The first matrix is also known as the Gauss-Newton matrix, and has a lot of interesting connections to information geometry via the Fisher information matrix, which I might write up as an addendum to this blog post at some point. Much like Elphaba to Galinda, the second matrix is powerful and misunderstood – while it is inconvenient for convex approximations of the local loss landscape, it contains all of the non-convexity of the neural network and is essentially describing the feature-learning component of the dynamics. As the field is beginning to learn, feature learning is actually quite an important component of neural network training.

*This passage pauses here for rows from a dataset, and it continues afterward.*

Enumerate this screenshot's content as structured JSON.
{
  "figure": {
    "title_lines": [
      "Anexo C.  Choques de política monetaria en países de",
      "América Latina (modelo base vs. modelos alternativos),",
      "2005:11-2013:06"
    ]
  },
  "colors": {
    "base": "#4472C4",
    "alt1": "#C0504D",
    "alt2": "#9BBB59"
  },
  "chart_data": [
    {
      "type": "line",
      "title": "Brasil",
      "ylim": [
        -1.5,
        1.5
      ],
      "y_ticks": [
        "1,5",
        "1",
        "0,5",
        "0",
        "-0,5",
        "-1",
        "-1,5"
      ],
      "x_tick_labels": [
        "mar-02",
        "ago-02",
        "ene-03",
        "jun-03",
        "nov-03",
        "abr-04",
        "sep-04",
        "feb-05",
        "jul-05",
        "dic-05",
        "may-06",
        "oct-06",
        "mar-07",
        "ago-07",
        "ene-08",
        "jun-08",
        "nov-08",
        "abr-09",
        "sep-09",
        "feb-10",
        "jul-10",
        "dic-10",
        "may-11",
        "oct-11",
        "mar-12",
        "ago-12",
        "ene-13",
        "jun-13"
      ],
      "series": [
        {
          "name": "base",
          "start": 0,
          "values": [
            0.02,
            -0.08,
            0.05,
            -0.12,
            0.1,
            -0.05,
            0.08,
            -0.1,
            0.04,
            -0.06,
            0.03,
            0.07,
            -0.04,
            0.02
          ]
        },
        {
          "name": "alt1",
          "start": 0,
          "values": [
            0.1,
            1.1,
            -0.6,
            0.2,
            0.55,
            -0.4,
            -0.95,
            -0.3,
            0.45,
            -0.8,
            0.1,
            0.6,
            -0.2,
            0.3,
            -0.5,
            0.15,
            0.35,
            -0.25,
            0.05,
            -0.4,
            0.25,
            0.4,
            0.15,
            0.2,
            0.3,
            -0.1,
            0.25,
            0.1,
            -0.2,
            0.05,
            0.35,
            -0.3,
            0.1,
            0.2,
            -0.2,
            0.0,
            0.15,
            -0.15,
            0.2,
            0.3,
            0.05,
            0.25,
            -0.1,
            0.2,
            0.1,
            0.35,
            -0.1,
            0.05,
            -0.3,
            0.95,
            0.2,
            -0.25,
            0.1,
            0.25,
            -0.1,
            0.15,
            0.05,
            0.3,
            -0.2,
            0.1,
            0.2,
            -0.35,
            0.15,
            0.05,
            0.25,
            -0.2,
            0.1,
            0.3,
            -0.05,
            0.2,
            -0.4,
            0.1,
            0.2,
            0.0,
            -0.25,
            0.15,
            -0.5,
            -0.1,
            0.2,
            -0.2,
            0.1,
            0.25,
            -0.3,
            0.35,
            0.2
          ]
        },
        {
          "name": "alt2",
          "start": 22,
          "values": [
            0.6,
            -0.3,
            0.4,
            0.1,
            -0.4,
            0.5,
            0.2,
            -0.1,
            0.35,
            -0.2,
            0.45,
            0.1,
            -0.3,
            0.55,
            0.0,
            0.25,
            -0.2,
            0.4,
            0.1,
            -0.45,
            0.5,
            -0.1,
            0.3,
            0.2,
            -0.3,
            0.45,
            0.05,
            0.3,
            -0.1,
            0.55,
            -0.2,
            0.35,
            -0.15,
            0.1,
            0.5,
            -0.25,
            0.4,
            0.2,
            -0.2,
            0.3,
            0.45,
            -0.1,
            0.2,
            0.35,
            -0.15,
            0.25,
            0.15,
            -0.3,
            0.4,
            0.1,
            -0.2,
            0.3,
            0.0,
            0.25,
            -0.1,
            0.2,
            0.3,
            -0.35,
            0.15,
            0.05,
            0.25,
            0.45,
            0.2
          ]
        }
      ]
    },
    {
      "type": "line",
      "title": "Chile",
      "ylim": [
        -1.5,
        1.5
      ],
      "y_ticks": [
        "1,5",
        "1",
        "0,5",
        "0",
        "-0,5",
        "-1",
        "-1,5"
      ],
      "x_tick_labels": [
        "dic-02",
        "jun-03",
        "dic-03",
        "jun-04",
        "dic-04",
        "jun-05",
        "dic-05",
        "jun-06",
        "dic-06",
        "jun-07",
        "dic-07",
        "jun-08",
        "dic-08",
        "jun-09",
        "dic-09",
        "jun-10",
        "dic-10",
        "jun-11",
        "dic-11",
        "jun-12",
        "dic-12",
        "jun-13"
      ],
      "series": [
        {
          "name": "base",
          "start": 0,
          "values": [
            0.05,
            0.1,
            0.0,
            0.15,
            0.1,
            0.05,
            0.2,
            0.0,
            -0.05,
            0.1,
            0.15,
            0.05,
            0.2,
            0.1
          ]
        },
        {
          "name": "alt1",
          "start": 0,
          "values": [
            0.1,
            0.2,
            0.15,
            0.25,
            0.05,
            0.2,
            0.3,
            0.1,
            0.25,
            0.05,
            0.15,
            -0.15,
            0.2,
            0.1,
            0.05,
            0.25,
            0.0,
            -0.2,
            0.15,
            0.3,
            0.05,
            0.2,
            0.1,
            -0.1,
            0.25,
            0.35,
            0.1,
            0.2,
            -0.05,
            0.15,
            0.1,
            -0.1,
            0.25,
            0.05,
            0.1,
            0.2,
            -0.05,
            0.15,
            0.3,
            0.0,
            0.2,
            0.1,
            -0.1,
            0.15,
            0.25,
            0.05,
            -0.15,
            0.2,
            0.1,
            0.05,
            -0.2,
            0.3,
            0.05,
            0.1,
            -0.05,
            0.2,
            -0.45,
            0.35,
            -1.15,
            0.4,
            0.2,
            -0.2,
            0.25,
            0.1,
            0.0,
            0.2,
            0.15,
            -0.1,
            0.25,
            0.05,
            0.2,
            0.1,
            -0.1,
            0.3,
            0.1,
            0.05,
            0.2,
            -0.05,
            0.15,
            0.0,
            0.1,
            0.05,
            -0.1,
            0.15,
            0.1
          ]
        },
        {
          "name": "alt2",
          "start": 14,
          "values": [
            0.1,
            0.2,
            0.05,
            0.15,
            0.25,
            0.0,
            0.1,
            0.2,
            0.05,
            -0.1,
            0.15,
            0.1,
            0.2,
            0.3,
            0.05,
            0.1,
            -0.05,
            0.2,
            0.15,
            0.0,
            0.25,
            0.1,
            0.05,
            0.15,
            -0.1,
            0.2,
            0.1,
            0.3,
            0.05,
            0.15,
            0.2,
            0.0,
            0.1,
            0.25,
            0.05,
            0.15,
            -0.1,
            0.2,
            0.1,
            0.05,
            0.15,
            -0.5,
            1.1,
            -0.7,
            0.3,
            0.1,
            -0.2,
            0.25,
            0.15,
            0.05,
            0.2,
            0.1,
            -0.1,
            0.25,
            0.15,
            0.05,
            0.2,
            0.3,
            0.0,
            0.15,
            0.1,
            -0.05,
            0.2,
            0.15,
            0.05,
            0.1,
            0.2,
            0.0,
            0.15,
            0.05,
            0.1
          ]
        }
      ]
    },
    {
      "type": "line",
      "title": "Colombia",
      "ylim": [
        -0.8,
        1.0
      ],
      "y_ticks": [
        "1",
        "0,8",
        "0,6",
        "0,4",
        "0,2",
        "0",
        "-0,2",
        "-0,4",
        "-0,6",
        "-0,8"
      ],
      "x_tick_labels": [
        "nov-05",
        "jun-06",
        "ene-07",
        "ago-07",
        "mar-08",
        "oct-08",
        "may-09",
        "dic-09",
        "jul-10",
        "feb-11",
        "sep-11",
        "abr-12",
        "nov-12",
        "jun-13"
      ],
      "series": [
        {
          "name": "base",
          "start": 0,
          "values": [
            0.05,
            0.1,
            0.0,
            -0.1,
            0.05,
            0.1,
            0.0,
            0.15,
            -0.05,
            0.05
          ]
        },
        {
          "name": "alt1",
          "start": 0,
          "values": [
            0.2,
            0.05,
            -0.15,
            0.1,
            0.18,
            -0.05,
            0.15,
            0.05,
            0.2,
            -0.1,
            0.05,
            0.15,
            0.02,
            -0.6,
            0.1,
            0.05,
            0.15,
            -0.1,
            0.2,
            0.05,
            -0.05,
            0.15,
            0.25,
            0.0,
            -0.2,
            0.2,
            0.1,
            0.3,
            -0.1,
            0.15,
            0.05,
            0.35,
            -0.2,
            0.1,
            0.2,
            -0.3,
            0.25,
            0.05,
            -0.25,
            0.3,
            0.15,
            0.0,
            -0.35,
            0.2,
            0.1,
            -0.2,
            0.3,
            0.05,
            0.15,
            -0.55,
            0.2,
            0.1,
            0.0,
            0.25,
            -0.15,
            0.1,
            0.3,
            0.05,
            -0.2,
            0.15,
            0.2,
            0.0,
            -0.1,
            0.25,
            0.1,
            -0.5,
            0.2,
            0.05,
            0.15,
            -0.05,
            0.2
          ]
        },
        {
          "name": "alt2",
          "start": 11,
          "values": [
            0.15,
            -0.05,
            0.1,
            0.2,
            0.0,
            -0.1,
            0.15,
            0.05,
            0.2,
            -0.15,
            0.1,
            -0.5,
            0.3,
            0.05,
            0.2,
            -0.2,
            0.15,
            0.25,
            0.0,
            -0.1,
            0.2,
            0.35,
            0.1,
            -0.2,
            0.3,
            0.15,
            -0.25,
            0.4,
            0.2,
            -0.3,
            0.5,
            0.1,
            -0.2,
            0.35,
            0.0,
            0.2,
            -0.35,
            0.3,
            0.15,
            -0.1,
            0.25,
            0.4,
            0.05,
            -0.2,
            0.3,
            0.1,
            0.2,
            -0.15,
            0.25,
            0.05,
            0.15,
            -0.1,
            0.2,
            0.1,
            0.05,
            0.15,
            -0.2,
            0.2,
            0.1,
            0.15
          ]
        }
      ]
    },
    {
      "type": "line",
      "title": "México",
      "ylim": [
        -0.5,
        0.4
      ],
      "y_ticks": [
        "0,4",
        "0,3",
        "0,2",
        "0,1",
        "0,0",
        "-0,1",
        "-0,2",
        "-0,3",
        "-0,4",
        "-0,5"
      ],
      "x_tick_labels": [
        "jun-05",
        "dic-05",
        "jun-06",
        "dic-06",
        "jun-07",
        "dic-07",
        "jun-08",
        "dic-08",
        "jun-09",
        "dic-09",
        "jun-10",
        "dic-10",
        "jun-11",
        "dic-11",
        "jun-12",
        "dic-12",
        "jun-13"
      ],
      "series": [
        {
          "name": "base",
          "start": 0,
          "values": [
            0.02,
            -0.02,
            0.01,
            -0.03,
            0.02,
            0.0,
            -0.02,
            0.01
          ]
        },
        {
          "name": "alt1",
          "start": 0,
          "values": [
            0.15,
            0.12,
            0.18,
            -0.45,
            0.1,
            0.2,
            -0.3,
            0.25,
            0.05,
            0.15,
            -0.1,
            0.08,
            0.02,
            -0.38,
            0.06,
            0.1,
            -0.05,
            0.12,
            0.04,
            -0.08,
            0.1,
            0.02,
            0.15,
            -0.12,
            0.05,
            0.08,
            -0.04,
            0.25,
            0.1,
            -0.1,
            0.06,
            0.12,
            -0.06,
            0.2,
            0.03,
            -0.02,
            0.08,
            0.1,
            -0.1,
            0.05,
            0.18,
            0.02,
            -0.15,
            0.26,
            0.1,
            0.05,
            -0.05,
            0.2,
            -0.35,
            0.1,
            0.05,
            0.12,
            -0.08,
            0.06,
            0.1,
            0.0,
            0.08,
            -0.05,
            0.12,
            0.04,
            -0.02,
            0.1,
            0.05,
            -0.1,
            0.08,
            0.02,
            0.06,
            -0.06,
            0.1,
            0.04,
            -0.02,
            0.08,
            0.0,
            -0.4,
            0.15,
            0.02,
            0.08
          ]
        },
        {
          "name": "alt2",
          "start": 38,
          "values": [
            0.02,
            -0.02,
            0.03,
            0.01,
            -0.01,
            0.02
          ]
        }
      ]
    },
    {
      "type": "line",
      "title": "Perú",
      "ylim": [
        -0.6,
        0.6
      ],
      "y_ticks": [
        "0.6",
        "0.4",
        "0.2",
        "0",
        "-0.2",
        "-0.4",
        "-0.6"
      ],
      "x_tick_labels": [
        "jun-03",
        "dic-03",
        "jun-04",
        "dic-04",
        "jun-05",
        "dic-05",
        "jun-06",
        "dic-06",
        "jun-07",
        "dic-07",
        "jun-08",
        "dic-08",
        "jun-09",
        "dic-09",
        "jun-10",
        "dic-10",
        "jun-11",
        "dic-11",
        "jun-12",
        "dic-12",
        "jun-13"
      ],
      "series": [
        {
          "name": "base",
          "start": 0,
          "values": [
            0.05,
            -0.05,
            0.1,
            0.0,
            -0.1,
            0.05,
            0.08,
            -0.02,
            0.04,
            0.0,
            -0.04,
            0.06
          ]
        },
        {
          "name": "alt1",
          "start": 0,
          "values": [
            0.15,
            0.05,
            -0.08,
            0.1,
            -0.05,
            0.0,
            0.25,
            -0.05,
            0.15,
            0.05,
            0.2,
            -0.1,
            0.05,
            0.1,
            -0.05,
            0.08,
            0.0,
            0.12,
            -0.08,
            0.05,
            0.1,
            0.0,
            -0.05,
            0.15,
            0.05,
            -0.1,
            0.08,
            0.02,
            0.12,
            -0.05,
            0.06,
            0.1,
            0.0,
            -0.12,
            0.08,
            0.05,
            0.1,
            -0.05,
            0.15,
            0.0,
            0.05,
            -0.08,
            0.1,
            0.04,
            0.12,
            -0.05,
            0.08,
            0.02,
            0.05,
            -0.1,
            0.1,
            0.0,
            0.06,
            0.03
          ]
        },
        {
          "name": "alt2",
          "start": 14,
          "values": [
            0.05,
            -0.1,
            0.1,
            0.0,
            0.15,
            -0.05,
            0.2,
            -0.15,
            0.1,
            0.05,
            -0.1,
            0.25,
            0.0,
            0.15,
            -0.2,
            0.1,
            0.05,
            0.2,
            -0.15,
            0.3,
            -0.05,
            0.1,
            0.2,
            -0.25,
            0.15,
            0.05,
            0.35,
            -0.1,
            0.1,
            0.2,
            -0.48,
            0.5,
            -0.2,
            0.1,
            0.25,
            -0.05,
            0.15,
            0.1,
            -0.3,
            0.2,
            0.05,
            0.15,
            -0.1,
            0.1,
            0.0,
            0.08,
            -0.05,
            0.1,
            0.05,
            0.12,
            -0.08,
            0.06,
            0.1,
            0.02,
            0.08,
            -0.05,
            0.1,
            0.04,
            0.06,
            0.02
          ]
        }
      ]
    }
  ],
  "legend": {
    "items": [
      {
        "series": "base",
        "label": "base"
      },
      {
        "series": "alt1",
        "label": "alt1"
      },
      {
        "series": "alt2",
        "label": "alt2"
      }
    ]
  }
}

So that about wraps up this post, which turned into a bit of a scattered collection of observations about first and second derivatives. I hope it was vaguely useful to give some intuition of why a lot of approximate second-order methods end up computing an outer product of gradients instead of the second derivative; perhaps one day in the future I’ll come back to this and write an actually rigorous version of the derivation.